Há duas épocas, o Atlético de Madrid anunciou a contratação de um Julián Álvarez que saiu do Manchester City para recuperar o protagonismo perdido no Etihad. Bem, protagonismo perdido é como quem diz: Julián era um suplente de luxo. Em 103 jogos, marcou 36 golos e fez 18 assistências. Para um médio-ofensivo, que ainda por cima entrou a partir do banco na maioria dos encontros em que participou, os seus números foram mais do que positivos. A questão é que no City, nessa altura, Grealish ou Mahrez ocupavam uma ala, Foden a outra e Haaland estava na frente.

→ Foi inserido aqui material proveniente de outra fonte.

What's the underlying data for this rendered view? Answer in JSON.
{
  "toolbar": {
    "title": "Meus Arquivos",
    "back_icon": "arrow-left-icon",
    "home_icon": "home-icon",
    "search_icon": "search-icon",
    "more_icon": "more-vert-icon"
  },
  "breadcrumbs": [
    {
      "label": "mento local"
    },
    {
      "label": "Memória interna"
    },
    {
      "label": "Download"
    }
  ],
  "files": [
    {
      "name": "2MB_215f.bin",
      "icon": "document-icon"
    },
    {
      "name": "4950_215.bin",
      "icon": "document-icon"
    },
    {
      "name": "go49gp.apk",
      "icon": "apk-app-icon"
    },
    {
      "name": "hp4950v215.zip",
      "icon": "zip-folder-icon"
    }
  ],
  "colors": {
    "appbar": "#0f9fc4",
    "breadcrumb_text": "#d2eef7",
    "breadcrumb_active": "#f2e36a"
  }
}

A sua transferência rondou os 75 milhões de euros, mais 20 em variáveis e objetivos.
Os títulos, os números e a bomba
No Atleti, em termos estatísticos, os seus números são melhores do que na Premier: 104 jogos, 49 golos e 18 assistências. O problema já não está na sua importância ou no seu papel de goleador. Agora, a insatisfação que circula em torno de Julián Álvarez está relacionada com um problema de maior dimensão para os colchoneros: conquistar títulos.
O Atleti não vence um título desde 2021. Esteve perto na época passada, quando perdeu a final da Taça do Rei nos penáltis. Chegou às meias-finais da Champions. Perdeu com o Arsenal numa eliminatória desastrosa, sem brilho, em que o Arsenal dominou do início ao fim nos dois jogos.
Julián esteve lá.
Foi titular. Foi importante. No fundo, era isso que queria, não?
Os títulos no Etihad não foram problema: Premier League (x2), Liga dos Campeões, Supertaça Europeia, Taça de Inglaterra. Mundial de Clubes. No Atleti, enfim, repito. Sinto que tanto o seu círculo como ele próprio estavam conscientes do que aí vinha.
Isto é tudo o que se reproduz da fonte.